My python code has a gpu kernel function which is called multiple times in a for loop from host like this :
for i in range:
gpu_kernel_func(blocksize, grid)
Since this function call requires communication between host and gpu device multiple times which is not efficient, I want to make this as
gpu_kernel_function(){
for(){
computation } ;
}
But this requires extra step to make sure all the blocks in grid are in sync. According to dynamic parallelism, calling a dummy child kernel should ensure that every thread (in whole grid) should finish that child kernel before the code continues running.

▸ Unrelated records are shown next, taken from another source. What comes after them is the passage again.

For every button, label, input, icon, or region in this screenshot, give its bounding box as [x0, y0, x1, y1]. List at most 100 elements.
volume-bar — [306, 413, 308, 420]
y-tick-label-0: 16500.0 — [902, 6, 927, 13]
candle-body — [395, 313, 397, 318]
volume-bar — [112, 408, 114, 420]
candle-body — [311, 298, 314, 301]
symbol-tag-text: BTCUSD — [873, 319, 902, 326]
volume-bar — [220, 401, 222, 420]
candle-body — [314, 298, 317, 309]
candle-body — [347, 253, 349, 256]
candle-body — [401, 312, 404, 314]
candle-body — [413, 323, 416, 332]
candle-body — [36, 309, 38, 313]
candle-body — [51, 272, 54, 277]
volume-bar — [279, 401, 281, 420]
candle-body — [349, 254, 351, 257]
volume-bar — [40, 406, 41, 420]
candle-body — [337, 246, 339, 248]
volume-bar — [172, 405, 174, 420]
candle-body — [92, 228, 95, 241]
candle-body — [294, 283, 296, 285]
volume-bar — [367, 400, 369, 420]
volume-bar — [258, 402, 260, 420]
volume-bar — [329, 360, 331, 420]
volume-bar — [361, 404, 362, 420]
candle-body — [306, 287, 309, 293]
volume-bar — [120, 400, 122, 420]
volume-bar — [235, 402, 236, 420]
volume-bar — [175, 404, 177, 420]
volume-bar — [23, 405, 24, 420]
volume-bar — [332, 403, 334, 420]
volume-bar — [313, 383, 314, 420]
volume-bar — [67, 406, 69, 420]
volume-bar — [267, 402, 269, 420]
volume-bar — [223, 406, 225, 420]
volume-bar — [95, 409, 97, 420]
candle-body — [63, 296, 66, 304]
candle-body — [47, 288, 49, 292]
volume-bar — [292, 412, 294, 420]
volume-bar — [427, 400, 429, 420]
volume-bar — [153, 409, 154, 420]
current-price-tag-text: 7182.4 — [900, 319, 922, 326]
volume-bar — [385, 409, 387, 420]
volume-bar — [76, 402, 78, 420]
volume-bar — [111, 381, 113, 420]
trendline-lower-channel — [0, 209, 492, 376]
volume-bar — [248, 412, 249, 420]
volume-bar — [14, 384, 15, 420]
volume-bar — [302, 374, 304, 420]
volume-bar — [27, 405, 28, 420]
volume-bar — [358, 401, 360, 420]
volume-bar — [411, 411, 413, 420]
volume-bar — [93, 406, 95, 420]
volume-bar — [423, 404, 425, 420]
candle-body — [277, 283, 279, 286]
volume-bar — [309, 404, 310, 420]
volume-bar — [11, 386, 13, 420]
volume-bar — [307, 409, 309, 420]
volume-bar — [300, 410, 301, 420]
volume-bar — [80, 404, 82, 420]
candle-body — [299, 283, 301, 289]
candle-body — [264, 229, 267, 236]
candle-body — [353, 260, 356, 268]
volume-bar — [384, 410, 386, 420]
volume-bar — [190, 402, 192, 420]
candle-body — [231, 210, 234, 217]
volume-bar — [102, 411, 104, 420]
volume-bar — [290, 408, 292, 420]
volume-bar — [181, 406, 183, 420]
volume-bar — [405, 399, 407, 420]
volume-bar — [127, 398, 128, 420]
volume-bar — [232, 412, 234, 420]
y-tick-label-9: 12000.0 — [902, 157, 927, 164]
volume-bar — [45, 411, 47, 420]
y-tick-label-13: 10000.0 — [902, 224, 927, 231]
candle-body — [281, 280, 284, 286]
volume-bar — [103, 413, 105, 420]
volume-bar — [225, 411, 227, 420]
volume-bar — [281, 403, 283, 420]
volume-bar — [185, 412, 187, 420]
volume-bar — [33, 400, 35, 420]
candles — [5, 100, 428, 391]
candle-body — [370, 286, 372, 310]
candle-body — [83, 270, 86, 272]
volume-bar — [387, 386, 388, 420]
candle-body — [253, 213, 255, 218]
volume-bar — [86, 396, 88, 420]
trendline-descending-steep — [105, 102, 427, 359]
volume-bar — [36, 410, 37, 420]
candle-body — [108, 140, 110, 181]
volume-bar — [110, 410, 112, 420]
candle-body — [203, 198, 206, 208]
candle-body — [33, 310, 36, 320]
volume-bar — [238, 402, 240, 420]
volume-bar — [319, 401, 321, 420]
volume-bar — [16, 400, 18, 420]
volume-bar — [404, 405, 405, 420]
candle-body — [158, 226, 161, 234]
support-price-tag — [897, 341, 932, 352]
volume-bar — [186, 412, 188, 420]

So I defined another kernel just like gpu_kernel_function and I tried this :
GPUcode = '''
\__global__ gpu_kernel_function() {... }
\__global__ dummy_child_kernel(){ ... }
'''
gpu_kernel_function(){
for() {
computation } ;
dummy_child_kernel(void);
}
But I am getting this error " nvcc fatal : Option '--cubin (-cubin)' is not allowed when compiling for a virtual compute architecture "
I am using Tesla P100 (compute 6.0), python 3.5, cuda.8.0.44. I am compiling my sourcemodule like this :
mod = SourceModule(GPUcode, options=['-rdc=true' ,'-lcudart','-lcudadevrt','--machine=64'],arch='compute_60' )
I tried compute_35 too which gives same error.